Thursday, April 9, 2015

The Surrender and Its Legacy


Today marks the 150th anniversary of Robert E. Lee's surrender to Ulysses S. Grant at Appomattox Court House, effectively ending the Civil War, although sporadic fighting would continue for another month.  The war, which had begun 4 years earlier when secessionists shelled Ft. Sumter on April 12, 1861, was fought by southern states to preserve the abomination of human slavery.  Their act of treason in defense of slavery was a stain on American history, and an act whose effects continued beyond the end of the war in southern segregation,  the KKK, Jim Crow laws, today's voter suppression efforts, attempts at nullification of Federal laws, and the growing strength of racist right-wing organizations.  If anything, the postwar period brought defiance and denial from the former Confederates and their descendants.

Brian Beutler has an engaging article that proposes we should remember the defeat of the secessionist south by declaring April 9 a national holiday, and disavowing Confederate monuments and renaming facilities named after secessionist leaders who committed simple treason against the U.S.  The latter would involve renaming such army installations as Ft. Lee, Ft. Hood, Ft. Bragg, Ft. Benning and so on.  There are countless U.S. Army heroes that would merit the honor far more than those who actually took up arms against their country.

The proposal, of course, will go nowhere, because of the rosy, heroic false narrative that has been constructed and embraced over the years about the Confederacy to heal the nation after the war.  Southern states which have incorporated the racist "stars and bars" flag into their state flags are just one example of the refusal to deal with the ignoble and vicious war fought to defend the enslavement of human beings.

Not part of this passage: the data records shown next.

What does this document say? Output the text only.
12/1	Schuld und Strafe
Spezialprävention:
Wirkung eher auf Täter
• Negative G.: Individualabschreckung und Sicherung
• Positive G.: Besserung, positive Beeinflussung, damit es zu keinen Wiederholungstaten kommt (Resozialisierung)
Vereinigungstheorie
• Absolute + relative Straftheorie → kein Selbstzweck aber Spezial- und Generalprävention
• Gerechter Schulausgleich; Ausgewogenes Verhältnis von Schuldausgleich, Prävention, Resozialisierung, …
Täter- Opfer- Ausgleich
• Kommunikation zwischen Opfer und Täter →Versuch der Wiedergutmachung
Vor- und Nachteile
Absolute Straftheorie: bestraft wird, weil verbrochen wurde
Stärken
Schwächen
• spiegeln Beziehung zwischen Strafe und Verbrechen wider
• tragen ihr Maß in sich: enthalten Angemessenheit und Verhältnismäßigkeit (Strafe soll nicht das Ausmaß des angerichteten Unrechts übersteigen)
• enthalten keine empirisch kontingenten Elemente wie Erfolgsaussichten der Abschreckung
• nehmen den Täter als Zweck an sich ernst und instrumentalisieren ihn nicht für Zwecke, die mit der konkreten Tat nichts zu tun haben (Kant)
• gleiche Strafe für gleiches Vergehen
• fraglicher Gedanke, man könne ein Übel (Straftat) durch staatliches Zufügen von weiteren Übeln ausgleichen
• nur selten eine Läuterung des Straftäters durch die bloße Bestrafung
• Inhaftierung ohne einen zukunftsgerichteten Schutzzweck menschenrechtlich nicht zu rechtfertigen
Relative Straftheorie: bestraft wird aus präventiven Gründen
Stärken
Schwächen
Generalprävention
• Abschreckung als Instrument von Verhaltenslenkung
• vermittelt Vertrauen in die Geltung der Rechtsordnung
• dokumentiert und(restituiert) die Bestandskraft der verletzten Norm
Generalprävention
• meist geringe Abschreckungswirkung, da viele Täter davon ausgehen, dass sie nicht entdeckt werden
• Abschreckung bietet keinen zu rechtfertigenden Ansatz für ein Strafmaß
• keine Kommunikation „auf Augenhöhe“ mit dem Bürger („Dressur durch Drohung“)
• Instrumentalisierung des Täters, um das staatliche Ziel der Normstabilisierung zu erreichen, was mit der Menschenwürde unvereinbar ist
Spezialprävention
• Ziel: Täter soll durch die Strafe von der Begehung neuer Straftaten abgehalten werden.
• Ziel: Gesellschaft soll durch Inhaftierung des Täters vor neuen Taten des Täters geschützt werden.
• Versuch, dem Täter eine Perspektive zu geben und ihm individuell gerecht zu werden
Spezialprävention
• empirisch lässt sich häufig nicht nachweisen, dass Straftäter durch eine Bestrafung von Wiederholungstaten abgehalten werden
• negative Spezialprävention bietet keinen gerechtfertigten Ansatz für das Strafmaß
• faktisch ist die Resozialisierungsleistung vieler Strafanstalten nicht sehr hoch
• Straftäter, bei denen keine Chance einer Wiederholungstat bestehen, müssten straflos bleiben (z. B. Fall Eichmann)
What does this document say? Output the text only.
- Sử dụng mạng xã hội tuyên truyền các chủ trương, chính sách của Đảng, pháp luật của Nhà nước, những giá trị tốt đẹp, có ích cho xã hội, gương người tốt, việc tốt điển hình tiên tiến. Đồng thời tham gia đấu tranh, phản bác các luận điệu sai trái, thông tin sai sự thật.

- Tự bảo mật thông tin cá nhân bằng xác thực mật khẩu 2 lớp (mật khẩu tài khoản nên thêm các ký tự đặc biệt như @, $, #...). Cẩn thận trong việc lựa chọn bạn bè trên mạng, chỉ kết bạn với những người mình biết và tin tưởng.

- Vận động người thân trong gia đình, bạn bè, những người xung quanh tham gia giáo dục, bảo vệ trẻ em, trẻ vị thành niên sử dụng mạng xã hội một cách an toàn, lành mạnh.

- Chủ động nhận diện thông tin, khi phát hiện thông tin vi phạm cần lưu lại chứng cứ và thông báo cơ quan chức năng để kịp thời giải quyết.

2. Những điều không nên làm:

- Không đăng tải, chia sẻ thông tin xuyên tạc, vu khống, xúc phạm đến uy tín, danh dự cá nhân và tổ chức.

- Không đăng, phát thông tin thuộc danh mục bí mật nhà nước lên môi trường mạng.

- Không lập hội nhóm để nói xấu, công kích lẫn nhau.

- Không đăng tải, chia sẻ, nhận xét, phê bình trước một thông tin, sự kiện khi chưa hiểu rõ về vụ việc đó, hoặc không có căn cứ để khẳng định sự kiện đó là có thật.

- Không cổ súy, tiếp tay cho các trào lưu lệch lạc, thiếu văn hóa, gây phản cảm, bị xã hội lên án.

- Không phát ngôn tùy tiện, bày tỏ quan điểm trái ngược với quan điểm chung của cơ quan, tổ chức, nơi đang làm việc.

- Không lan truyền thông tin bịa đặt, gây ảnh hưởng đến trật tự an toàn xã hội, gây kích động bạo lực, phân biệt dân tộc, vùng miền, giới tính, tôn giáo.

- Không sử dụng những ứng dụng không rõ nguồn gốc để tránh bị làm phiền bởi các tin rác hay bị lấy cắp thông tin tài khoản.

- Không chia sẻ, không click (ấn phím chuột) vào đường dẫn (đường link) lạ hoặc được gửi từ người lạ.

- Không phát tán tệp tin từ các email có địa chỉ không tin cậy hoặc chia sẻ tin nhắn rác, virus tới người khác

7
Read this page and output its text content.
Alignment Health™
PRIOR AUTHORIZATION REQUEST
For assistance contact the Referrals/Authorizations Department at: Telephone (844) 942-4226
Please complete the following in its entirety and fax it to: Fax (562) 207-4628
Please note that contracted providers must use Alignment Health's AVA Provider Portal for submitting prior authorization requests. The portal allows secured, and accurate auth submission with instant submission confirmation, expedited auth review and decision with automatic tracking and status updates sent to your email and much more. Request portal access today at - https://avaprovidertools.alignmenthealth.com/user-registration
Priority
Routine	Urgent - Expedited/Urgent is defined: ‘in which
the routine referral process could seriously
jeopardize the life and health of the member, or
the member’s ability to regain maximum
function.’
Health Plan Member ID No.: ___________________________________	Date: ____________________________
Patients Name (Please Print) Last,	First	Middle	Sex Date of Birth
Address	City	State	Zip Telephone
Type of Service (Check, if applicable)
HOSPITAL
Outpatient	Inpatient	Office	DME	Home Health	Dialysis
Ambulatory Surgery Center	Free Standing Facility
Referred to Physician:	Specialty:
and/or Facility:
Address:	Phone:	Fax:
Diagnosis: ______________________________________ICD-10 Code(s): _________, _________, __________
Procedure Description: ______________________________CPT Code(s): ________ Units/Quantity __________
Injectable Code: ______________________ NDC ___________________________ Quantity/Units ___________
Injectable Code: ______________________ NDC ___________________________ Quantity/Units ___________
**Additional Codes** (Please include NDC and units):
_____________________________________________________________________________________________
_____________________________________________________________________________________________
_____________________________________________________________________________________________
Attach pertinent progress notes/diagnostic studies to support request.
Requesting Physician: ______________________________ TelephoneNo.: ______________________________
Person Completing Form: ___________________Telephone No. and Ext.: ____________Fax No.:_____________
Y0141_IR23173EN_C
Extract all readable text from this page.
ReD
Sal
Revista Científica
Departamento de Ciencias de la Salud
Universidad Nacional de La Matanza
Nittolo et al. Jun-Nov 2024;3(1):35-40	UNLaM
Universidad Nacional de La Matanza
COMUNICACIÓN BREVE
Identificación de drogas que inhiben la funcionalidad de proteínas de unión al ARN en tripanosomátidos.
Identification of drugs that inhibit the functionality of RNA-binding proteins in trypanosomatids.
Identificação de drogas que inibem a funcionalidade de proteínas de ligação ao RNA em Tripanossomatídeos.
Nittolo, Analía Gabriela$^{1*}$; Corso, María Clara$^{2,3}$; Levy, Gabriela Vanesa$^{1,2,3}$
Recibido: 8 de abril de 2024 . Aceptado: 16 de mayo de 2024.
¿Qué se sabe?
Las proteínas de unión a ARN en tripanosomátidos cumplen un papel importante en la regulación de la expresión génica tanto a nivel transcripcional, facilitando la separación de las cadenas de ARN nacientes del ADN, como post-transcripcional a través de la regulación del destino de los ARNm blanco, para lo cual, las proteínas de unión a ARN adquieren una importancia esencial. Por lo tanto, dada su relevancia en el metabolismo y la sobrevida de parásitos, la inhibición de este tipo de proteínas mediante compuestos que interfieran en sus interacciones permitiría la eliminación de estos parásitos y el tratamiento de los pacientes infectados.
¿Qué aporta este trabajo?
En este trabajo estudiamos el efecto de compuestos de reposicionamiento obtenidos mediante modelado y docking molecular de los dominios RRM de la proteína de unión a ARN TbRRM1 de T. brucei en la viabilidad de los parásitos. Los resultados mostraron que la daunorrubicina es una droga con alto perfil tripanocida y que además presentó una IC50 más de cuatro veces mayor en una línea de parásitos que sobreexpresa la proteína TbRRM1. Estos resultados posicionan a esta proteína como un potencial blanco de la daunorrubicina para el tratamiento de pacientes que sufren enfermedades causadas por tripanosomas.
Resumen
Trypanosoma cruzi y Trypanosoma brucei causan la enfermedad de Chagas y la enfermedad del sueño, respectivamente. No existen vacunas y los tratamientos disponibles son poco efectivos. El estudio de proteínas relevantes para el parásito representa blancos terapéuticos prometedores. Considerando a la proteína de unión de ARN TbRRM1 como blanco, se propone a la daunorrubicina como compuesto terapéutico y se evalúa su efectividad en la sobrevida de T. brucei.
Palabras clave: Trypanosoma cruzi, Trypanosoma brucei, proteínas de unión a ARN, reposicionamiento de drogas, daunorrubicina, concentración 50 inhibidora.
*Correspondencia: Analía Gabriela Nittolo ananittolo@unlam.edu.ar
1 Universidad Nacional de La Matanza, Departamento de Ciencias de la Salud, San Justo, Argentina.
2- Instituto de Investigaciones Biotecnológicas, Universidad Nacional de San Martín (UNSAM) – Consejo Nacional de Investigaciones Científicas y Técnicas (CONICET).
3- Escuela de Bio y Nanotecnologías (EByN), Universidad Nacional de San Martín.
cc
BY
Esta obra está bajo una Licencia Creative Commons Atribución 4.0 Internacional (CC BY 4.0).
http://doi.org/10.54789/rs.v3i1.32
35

BONUS:  Harold Meyerson writes on the same subject today (please take time to read the entire op/ed):
The Southernization of the Republican Party and the increasing domination of Wall Street’s brand of shareholder capitalism over the nation’s economic life have combined to erode both the income and the power of U.S. workers. Unions are anathema to Wall Street and the GOP. Federal regulations empowering consumers and employees are opposed by both.
Fueled by the mega-donations of the mega-rich, today’s Republican Party is not just far from being the party of Lincoln: It’s really the party of Jefferson Davis. It suppresses black voting; it opposes federal efforts to mitigate poverty; it objects to federal investment in infrastructure and education just as the antebellum South opposed internal improvements and rejected public education; it scorns compromise. It is nearly all white. It is the lineal descendant of Lee’s army, and the descendants of Grant’s have yet to subdue it.